70.04 Does a Surgery Specific Rapid Response Team Decrease the Time to Intervention in Surgical Patients?

M. Chang1, P. Sinha2, P. Ayoung-Chee2  1St. George’s University School Of Medicine,St. George’s, St. George’s, Grenada 2New York University School Of Medicine,Department Of Surgery,New York, NY, USA

Introduction:
Rapid response teams (RRT) have been shown to decrease cardiac arrests and unexpected deaths while increasing the number of admissions to the intensive care unit (ICU). They are alerted when patients display clinical signs of deterioration, bringing a team comprised of critical care nurses and a medical intensivist. At our institution, surgical patients with post-operative complications were not benefiting from RRT activations. Therefore, we implemented a surgical rapid response team (SRRT) with the goal of improving surgical patient outcomes. The SRRT alerted a surgical intensivist and the in-house surgical resident team in addition to the usual RRT members. The goal of this study was to evaluate the impact of the SRRT implementation.

Methods:
We completed a retrospective study of 87 total RRTs involving surgical patients in the six months prior to the implementation of the SRRT (period 1) and in the eight months after (period 2). For each RRT, we measured the time elapsed from the initiation of the RRT to the time of intervention. An intervention was defined as prescribing medication, infusing intravenous fluids, intubating the patient or beginning cardiopulmonary resuscitation.

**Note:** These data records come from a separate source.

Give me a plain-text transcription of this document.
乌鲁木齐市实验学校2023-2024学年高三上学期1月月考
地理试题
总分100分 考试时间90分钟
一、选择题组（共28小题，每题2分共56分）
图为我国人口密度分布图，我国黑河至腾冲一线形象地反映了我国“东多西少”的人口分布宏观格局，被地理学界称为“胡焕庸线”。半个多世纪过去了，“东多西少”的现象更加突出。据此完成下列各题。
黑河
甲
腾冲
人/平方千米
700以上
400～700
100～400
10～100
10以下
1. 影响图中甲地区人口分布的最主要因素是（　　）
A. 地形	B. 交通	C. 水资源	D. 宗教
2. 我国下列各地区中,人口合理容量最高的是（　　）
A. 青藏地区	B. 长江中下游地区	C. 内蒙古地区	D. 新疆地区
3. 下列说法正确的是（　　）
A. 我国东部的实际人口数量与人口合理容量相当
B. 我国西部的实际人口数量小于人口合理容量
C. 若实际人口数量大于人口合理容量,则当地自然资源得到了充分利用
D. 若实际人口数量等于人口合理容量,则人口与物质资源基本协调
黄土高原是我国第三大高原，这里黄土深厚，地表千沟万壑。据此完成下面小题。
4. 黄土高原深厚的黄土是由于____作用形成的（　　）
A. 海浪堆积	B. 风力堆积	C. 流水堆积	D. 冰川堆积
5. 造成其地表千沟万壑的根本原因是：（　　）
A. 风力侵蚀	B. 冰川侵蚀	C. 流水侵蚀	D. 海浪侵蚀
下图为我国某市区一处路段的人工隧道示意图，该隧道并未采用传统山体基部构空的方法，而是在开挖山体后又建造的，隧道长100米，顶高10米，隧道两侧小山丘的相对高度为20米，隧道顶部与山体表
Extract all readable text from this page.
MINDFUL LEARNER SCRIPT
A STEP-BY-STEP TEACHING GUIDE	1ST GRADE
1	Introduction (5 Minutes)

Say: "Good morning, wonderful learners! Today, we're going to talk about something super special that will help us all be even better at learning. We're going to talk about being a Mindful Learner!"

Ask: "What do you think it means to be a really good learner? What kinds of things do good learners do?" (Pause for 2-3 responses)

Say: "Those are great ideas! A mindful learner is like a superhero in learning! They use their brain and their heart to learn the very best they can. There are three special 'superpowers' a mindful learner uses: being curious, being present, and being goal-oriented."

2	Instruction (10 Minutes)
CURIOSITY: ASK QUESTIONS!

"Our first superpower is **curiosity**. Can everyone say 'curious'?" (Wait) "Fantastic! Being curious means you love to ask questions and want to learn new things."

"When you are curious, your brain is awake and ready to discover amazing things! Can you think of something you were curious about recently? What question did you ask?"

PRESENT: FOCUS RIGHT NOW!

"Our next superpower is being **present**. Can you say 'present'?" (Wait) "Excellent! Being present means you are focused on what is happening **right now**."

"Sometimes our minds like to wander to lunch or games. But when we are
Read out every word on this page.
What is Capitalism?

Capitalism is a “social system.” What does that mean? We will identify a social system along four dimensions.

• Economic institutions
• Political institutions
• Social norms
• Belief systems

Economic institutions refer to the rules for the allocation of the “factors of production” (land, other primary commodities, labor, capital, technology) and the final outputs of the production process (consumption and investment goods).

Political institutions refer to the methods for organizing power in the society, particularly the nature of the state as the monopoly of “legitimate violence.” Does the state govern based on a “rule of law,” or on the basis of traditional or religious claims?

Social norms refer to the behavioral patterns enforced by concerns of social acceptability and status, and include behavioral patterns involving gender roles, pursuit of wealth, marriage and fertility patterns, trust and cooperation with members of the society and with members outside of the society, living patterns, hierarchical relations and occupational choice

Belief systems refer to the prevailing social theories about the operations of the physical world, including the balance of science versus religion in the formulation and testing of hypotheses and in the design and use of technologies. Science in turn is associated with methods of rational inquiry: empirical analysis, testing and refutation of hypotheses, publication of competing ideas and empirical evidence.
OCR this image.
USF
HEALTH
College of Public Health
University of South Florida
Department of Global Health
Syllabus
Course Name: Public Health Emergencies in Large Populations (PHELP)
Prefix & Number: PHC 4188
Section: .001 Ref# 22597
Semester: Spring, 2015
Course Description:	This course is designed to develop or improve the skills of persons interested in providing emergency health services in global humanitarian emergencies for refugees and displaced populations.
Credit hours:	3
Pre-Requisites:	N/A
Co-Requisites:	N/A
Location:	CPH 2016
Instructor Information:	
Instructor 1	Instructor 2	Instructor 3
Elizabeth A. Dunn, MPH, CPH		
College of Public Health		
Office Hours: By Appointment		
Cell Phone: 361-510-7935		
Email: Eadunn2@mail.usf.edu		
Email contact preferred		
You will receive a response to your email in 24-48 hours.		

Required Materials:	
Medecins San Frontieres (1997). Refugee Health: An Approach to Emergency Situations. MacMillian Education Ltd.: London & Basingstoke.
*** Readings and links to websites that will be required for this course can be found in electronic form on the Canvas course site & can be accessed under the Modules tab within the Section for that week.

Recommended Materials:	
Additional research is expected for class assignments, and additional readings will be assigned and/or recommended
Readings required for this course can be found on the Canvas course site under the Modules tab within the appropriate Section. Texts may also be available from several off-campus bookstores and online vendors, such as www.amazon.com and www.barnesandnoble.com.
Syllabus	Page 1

Additional outcomes included the time that elapsed from the initiation of the RRT to the admission of the patient to the ICU and the time that elapsed from the initiation of the RRT to the patient’s return to the OR.

Results:
There were 26 total RRTs in period 1 and 61 SRRTs in period 2. This represented a 75.9% increase in RRTs in surgical patients after the implementation of the SRRT. In our analysis, 8 RRTs from period 1 and 18 SRRTs from period 2 were excluded due to missing time to intervention. The average time to intervention decreased significantly from 12.2 mins in period 1 to 7.4 mins in period 2, a decrease of 4.8 mins (CI 1.37 – 8.21, P=0.0068). For patients who required ICU admission, the average time to ICU admission decreased from 40.9 mins in period 1 to 27.0 mins in period 2, a difference of 13.9 mins (CI 10.22 – 37.97, P=0.2458). For patients who required a return to the OR, the average time decreased from 66.5 mins in period 1 to 26.0 mins in period 2, a decrease of 40.5 mins (CI -61.70 – 142.70, P=0.2303).

Conclusion:
Creating a surgery-specific RRT decreased the time to intervention by nearly 40% for surgical patients. The time to ICU admission and time to return to the OR were also decreased, although not statistically significant. Additionally, there was a disproportionate increase in RRTs called on surgical patients after the implementation of the SRRT. We were unable to evaluate why there was an increase in RRTs but having a surgery-specific RRT may represent a resource staff feel comfortable using when their patients show clinical signs of deterioration. This study shows promising results for improved outcomes with a surgery-specific RRT.